The Nigeria Deposit Insurance Corporation (NDIC) is currently settling the liquidation dividends of depositors of banks whose licenses were revoked by the Central Bank of Nigeria (CBN).

The managing director of the corporation, Bello Hassan, said this in an interview on the sidelines of the 2021 Financial Correspondents Association of Nigeria (FICAN) workshop on Friday in Ibadan.

”One of our mandates is also to liquidate license deposit institutions whose deposit has been revoked by the CBN.
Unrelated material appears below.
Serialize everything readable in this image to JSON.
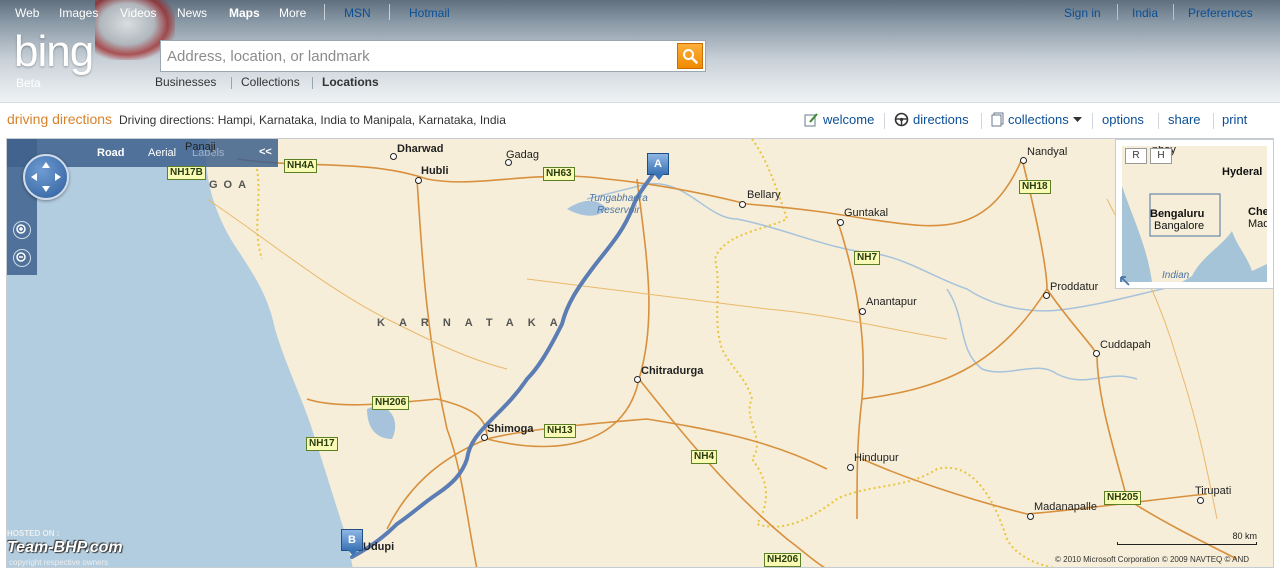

“So you have various categories that are currently in liquidation, the Deposit Money Banks (DMBs), Micro Finance Banks (MFBs) and Primary Mortgage Banks (PMBs).

“As liquidators, what we do immediately there is revocation of license is to pay the maximum insured amount.

Read also: CBN says banks remain stable, resilient despite pandemic

“After that, we proceeded to recover the loans and advances that were granted by those institutions before revocation and also realise the assets that are left behind so that we can pay it to the depositors.

“ We only pay maximum insured amount at the point of liquidation then, subsequently, begin to pay depositors and after that, we wind up but the payment is currently ongoing,’’ he said.

In a lecture, Galadima Gana, the director of, Insurance and Surveillance Department of the NDIC, said the Corporation had successfully closed 325 MFBs, 50 PMBs, and 49 DMBs whose licenses were revoked by the CBN with minimal diverse effect on the stability and confidence in the banking sector.

He said that NDIC had cumulatively paid N8.27billion to insured depositors of DMBs, N3.38billion to insured depositors of MFBs, and N11billion to insured depositors of PMBs.

Gana represents 60.71 percent, 46.94 percent, and 18.10 percent of the insured amounts, respectively.

He said that the payment to uninsured depositors, creditors, and shareholders of DMBs cumulatively stood at N100.85bn, N1.27billion, and N4.83billion, respectively.

This, he said, represents 51.07 percent, 73.13 percent, and 92.81 percent of the respective amounts.